Think about your team – specifically about the roles of the individuals and the nature of the process for goal achievement. Does your team have:
- A clearly defined process for goal achievement, but with unspecified roles for each team member
- Clearly defined roles for team members, but an indistinct process for goal achievement
- Clearly defined roles and a definite process for goal achievement
- Unspecified roles and an unclear process for goal achievement
More importantly, what is the best combination of these factors for generating effective collaboration and optimizing a team’s functioning?

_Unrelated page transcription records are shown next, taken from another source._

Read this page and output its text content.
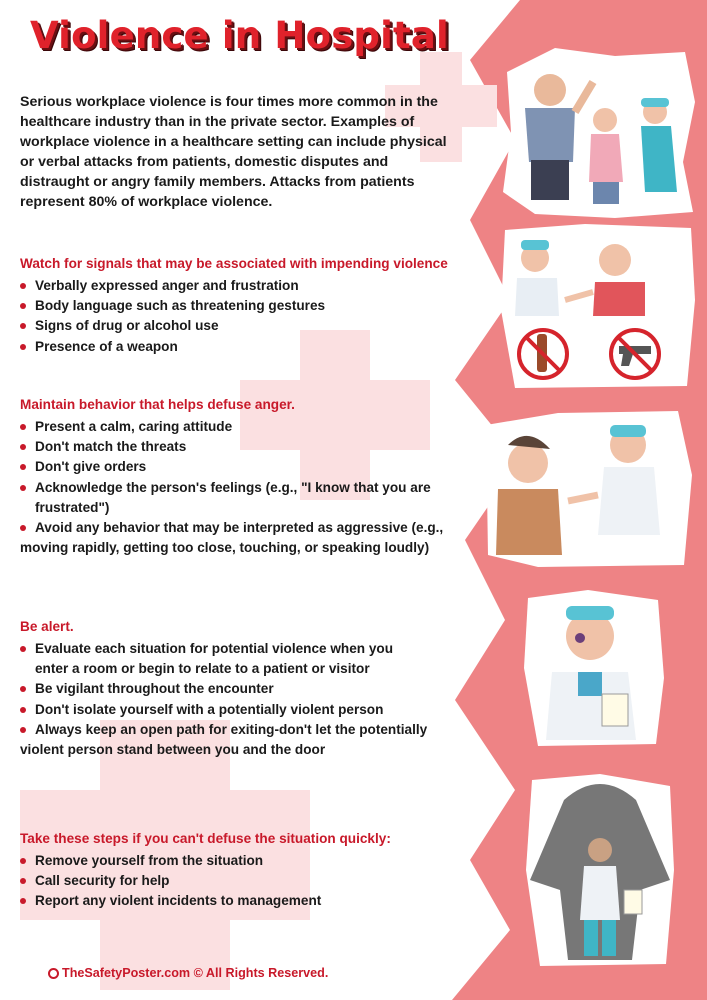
Violence in Hospital

Serious workplace violence is four times more common in the healthcare industry than in the private sector. Examples of workplace violence in a healthcare setting can include physical or verbal attacks from patients, domestic disputes and distraught or angry family members. Attacks from patients represent 80% of workplace violence.

Watch for signals that may be associated with impending violence

Verbally expressed anger and frustration
Body language such as threatening gestures
Signs of drug or alcohol use
Presence of a weapon

Maintain behavior that helps defuse anger.

Present a calm, caring attitude
Don't match the threats
Don't give orders
Acknowledge the person's feelings (e.g., "I know that you are frustrated")
Avoid any behavior that may be interpreted as aggressive (e.g., moving rapidly, getting too close, touching, or speaking loudly)

Be alert.

Evaluate each situation for potential violence when you enter a room or begin to relate to a patient or visitor
Be vigilant throughout the encounter
Don't isolate yourself with a potentially violent person
Always keep an open path for exiting-don't let the potentially violent person stand between you and the door

Take these steps if you can't defuse the situation quickly:

Remove yourself from the situation
Call security for help
Report any violent incidents to management
TheSafetyPoster.com © All Rights Reserved.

Tammy Erikson discusses this in her article ‘The Biggest Mistake You (Probably) Make with Teams’, where she reports on research done on large teams at the BBC and Reuters. Their research shows that:
“…collaboration improves when the roles of individual team members are clearly defined and well understood — in fact, when individuals feel their role is bounded in ways that allow them to do a significant portion of their work independently. Without such clarity, team members are likely to waste energy negotiating roles or protecting turf, rather than focusing on the task.
We’ve also found that team members are more likely to want to collaborate if the path to achieving the team’s goal is left somewhat ambiguous. If a team perceives the task as one that requires creativity, where the approach is not yet well known or predefined, its members are more likely to invest more time and energy in collaboration.”
These results suggest that the best combination of role and process specificity in a team is the second option listed above: clearly defined roles for team members, but an indistinct process for goal achievement.
It is therefore strongly advisable for management to spend time properly establishing each person’s role and responsibilities within your teams and organisation – not only for reducing ambiguity, potential conflict and “I’m not accountable for that” situations, but also to optimize collaboration and team cohesion.